One critique of charter school studies is that they do not account for self-selection bias. The authors of this study acknowledge the issue, and directly address how they attempted to deal with it. But I think that the problem is a bit more nefarious than they let on. Self-selection is only a problem if the self-selectors might be different than the non-selectors in other relevant ways. When it comes to charter schools, this might well be the case. I believe that charter school self-selecting families have a greater commitment to education/schooling than the general population, and a greater sense of agency (i.e. "something that I can do can make a difference"). Transmitting these sorts of values to their children is one of the many ways that families help children to succeed in school.
I think that this difference is especially pronounced among families in poverty and families of English language learner students. When these families step up and find what they believe is a better school for their children -- regardless of whether or not they are making a good decision -- they are modeling important behavior for their kids. This is not to say that demographically similar families who do not choose charter schools necessarily lack these traits. Not at all. Rather, I believe that they are significantly more common among those self-selectors.
I truly believe this finding (i.e. that ELL students and students from poverty do better in charter schools) is merely the self-selection issue at work. Unfortunately, the report's authors fail to address the issue of self-selection in their own implications section (pp. 49-51).

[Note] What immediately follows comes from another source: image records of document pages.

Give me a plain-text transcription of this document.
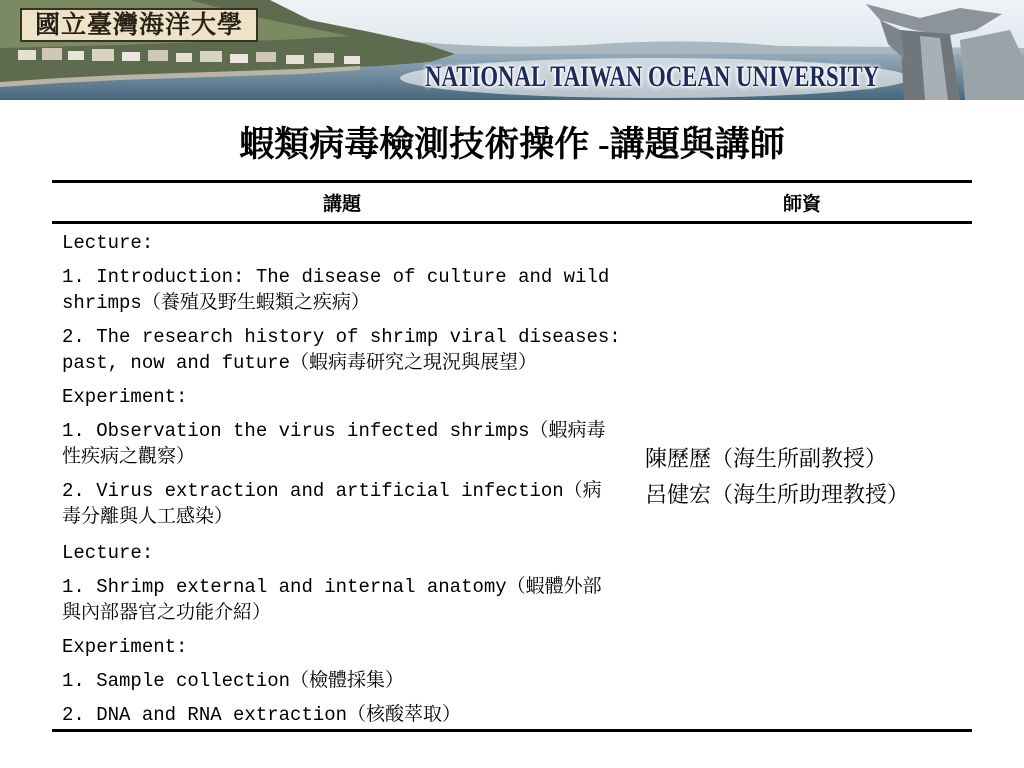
國立臺灣海洋大學
NATIONAL TAIWAN OCEAN UNIVERSITY
蝦類病毒檢測技術操作 -講題與講師
講題	師資
Lecture:
1. Introduction: The disease of culture and wild
shrimps（養殖及野生蝦類之疾病）
2. The research history of shrimp viral diseases:
past, now and future（蝦病毒研究之現況與展望）
Experiment:
1. Observation the virus infected shrimps（蝦病毒
性疾病之觀察）
2. Virus extraction and artificial infection（病
毒分離與人工感染）
Lecture:
1. Shrimp external and internal anatomy（蝦體外部
與內部器官之功能介紹）
Experiment:
1. Sample collection（檢體採集）
2. DNA and RNA extraction（核酸萃取）
陳歷歷（海生所副教授）
呂健宏（海生所助理教授）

Before this report game out, I believed that charter schools would -- in the long run -- perform just about the same as traditional non-charter public schools. However, various findings in this report have convinced me otherwise. I do not know if leaving out the remaining effects of self-selection was merely an oversight on their part, or some kind of misguided attempt to boost their own credibility by providing supports for charter proponents' claims. But I am concerned that those proponents will latch on these particular findings without acknowledging the real dynamics at play.
And so, I wish that CREDO had presented their implications a little more thoughtfully.